– Д-договорились, – кивнул Фандорин, решив, что такой помощник будет ему не лишним.
Сняв рукавицы, союзники скрепили уговор железным рукопожатием.
В Раю
Было известно, что до следующей деревни по реке сорок пять верст. Крыжов обещал, что к рассвету должны доехать. Метель несколько замедлила скорость движения, на льду кое-где намело заносы, но привычные к зимнему непогодью лошади без труда преодолевали препятствия. Только с капризной губернской тройкой пришлось повозиться – коренник обрезал ногу об наст и захромал. Тем не менее поутру, когда морозное небо посветлело от лучей восходящего солнца, лес на правом берегу расступился, и на небольшой пустоши, окутанная розовой рассветной дымкой, показалась деревня.
– Вот он, Рай, – удовлетворенно констатировал Лев Сократович, в чьих санях досыта набегавшийся Фандорин провел вторую половину ночи (психиатр ушел спать в теплый возок Евпатьева).
Поэтическая метафора в устах циника Крыжова прозвучала несколько неожиданно, но место, действительно, было райское: уютная, круглая поляна, с трех сторон окруженная сосновым бором; широко разлившаяся река – даже зимой этот пейзаж смотрелся идиллически, а уж летом здесь, наверное, был настоящий парадиз.
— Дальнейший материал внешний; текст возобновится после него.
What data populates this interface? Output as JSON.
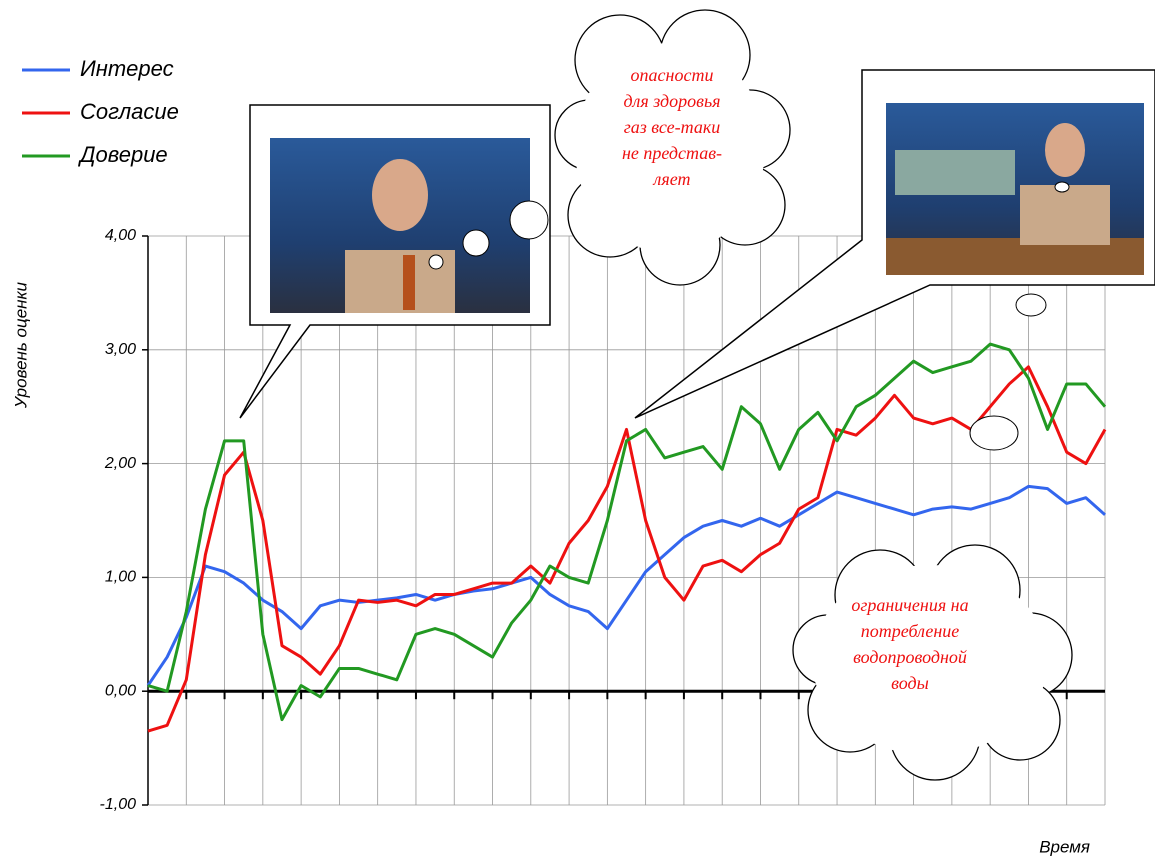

Когда подъехали поближе, оказалось, что дома в деревне еще нарядней, чем в Денисьеве – с резными ставнями, жестяными флюгерами, разноцветными крышами, что для российской избы уж вовсе невиданно.
Но Крыжов об этой красоте почему-то отозвался неодобрительно:
– Ишь, Рай себе построили. Паразиты!
И объяснил, что Рай – это название селения, а живут здесь люди пришлые, гусляки.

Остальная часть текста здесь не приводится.